There's no special sauce formula for handling stress at college, but here are a few suggestions based on experiences of current college students. Share them with your kids and help them get through college with a bit less stress and more enjoyment:
You might be an ever-competent over-achiever, but you will get stressed out and overwhelmed at least a few times during college. Expect it.

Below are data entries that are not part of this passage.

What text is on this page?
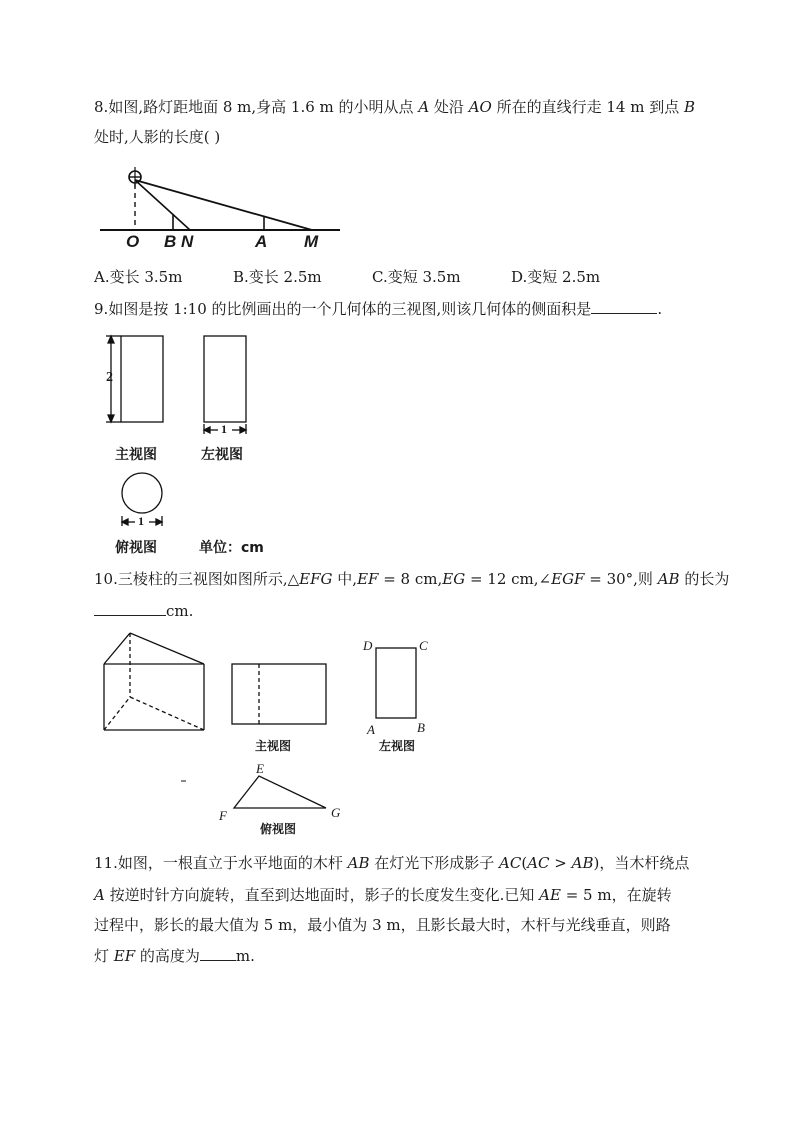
8.如图,路灯距地面 8 m,身高 1.6 m 的小明从点 A 处沿 AO 所在的直线行走 14 m 到点 B
处时,人影的长度( )
O B N	A M
A.变长 3.5m	B.变长 2.5m	C.变短 3.5m	D.变短 2.5m
9.如图是按 1:10 的比例画出的一个几何体的三视图,则该几何体的侧面积是	.
2
1
1
主视图	左视图
俯视图	单位：cm
10.三棱柱的三视图如图所示,△EFG 中,EF = 8 cm,EG = 12 cm,∠EGF = 30°,则 AB 的长为
cm.
D	C
A	B
E
F	G
主视图	左视图
俯视图
11.如图，一根直立于水平地面的木杆 AB 在灯光下形成影子 AC(AC > AB)，当木杆绕点
A 按逆时针方向旋转，直至到达地面时，影子的长度发生变化.已知 AE = 5 m，在旋转
过程中，影长的最大值为 5 m，最小值为 3 m，且影长最大时，木杆与光线垂直，则路
灯 EF 的高度为 m.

The worst is having this ambiguous heavy weight on your shoulders and now knowing what's causing it. Something is causing you to stress out. It might be a class where you haven't done as well as you wanted or expected a professor who you think is being unfair, a paper that you have to write and just can't seem to start. Or it might be something more general than that, like not knowing what the heck you should choose as your major, doubting whether you belong in college in the first place, worrying about how you will pay for this expensive education. Or perhaps your stress is more personal-you're having trouble communicating with a friend, you've gained weight and you don't feel like you can control it, your parents are bugging you.
Force yourself to figure out what's causing you to stress out-it will make it easier for you to deal with it.
Once you have a better handle on the cause or causes of your stress, do something about it right away. This will be a small step, a tiny change, but it will help you feel in control. If you're stressing about a paper you can't write, go to the writing workshop and talk to a tutor. If you're stressed about your major, write down five fields in which you're interested and look through the course catalogue for which classes are offered in each field. If you don't like what you look like in the mirror, go for a run or go to the gym.
Do something right away, no matter how small.
While it's important to do something about what's stressing you out, in most cases, you won't be able to change the situation entirely in a short period of time. After you take the initial step and make one small change, find a way to distract yourself. It's too easy to get caught up, to get more and more stressed out, and then to stress about being stressed out.
Get your mind off the stress. Do something you love, something that makes you really, really happy. Go to lunch with a friend, read a chapter out of your favorite book, buy that CD you've been eyeing for months, take a walk off-campus. Giving your mind a chance to chill out will give you more energy to deal with your stress and you'll be able to see solutions more clearly.